Sarah spent four straight days slaving away on the Slipsteam while Wex lounged nearby, every so often calling out to inform her she had done something wrong. During the ev
enings, they would meet up with Nickle for dinner, and then the three of them would slink off to Wex’s quarters where Sarah would tinker with the transmitter while the doctor and the maintenance man played cards.
On the night of the fourth day, while Sarah was fiddling with the transmitter’s battery, which she had been doing for over an hour, a loud crackling sound emitted from the speaker.
“Did you hear that?” Sarah interrupted her friends’ poker game.
“Hear what?” Wex didn’t even look up from his hand.
“The transmitter.” She held it out for Wex to hold. “It made a noise. Like it has a signal.”
Wex took the trinket from her and inspected it. “Are you sure—” the sound came through again.
“See!” Sarah snatched it back.
Nickle and Wex put their cards down and watched as Sarah tentatively pressed the call button. “Uh, hello? Do you read me? Is anyone there?”
The communicator was silent for a few moments, and then the crackling sound was heard followed by a fuzzy female voice. “Yes. Hello. I read you. Who is this?”
Sarah frowned, unsure of how to answer. “Who is this?”
“My name is Marcelle. I work for ground control on the planet Kinichi.”
“Kinichi?” Sarah recalled hearing the name said in the kitchen yesterday afternoon.

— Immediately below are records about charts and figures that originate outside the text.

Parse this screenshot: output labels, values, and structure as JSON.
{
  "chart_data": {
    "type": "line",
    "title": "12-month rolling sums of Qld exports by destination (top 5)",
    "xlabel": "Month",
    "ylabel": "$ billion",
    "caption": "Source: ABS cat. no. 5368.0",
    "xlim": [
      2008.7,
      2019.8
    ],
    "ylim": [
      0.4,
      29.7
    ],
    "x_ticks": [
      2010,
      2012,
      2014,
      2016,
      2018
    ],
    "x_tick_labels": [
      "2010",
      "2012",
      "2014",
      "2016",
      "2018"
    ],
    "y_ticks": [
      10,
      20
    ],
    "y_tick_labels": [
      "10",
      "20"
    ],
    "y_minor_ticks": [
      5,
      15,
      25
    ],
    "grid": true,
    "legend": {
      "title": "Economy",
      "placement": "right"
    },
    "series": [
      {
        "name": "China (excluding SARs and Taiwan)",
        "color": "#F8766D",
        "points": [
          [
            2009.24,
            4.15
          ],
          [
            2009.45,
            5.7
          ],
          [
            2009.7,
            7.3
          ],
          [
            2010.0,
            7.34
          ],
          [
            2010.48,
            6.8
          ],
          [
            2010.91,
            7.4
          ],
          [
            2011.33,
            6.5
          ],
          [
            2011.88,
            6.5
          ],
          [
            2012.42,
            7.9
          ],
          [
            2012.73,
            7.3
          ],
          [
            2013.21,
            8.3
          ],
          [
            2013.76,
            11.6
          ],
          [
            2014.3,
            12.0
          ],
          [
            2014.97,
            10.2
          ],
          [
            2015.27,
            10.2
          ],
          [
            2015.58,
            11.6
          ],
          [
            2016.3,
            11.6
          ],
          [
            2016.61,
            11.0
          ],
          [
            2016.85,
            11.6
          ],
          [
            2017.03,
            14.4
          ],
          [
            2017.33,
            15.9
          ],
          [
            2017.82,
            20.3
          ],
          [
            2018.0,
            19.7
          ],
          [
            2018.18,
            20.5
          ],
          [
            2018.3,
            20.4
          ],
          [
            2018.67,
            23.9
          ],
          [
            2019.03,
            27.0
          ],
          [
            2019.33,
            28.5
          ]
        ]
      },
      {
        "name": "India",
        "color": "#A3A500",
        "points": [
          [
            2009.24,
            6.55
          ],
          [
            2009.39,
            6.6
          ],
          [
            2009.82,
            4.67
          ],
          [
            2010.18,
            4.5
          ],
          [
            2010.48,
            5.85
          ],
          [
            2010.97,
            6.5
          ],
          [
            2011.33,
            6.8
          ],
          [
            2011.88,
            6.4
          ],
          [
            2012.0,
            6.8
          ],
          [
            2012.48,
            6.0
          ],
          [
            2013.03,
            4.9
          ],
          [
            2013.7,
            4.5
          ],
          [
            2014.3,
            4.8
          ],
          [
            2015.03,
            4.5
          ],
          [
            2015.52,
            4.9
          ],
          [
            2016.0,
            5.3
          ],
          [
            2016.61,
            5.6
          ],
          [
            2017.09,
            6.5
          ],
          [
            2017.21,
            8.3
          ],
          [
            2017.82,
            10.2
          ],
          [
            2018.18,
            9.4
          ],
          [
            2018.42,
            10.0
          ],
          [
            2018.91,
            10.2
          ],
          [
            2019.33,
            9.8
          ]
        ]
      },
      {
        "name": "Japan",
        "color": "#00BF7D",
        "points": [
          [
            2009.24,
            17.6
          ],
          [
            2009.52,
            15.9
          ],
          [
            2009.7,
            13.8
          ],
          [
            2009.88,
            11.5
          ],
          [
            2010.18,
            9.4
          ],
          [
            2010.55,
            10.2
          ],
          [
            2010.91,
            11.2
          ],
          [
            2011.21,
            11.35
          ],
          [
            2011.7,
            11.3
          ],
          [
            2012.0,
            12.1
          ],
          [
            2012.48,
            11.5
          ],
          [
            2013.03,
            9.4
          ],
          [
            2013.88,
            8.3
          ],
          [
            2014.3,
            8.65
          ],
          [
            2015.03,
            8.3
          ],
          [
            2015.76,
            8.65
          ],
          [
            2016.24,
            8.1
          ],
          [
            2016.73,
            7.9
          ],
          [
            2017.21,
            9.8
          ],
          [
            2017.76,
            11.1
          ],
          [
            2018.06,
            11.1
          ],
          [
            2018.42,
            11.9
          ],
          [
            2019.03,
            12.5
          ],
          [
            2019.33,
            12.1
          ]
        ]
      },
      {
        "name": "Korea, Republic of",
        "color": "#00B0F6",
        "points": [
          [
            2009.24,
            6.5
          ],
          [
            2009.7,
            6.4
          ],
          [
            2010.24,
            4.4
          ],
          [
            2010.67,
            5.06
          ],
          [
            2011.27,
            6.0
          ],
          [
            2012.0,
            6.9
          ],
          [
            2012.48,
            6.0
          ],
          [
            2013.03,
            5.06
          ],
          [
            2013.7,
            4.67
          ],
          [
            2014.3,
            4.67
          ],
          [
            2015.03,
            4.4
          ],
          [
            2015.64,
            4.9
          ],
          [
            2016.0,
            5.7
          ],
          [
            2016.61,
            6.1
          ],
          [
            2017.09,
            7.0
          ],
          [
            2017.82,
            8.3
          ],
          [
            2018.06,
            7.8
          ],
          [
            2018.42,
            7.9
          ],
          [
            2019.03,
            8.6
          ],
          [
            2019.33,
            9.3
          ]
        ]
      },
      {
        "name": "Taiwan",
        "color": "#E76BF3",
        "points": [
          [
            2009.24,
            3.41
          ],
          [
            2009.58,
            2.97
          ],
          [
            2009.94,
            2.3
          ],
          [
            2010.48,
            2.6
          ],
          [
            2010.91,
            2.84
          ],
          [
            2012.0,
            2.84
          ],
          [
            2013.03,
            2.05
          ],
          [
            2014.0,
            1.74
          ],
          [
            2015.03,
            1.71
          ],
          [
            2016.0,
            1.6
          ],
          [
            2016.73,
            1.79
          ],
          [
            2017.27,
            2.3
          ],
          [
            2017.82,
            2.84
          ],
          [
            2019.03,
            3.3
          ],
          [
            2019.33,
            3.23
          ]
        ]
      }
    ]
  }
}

That must be where we are stopping next to refuel. “The big orange planet?”
“Yes. That is the one. My receiver here is showing that your signal is coming from the Slipsteam approaching at a steady 200c, is that correct?”
“Yeah, we are on that ship.”
“Are you calling to report an approximate landing time and request a dock?”
“Uh, no. Actually…” Sarah looked up from the radio and took her finger off the call button. “You guys, what should I say?”
“You could tell her you’re being held prisoner,” Wex suggested.
“Oh! Mention me, too!” Nickle added.
“I don’t see what she is going to be able to do about it.” Sarah took a moment to think.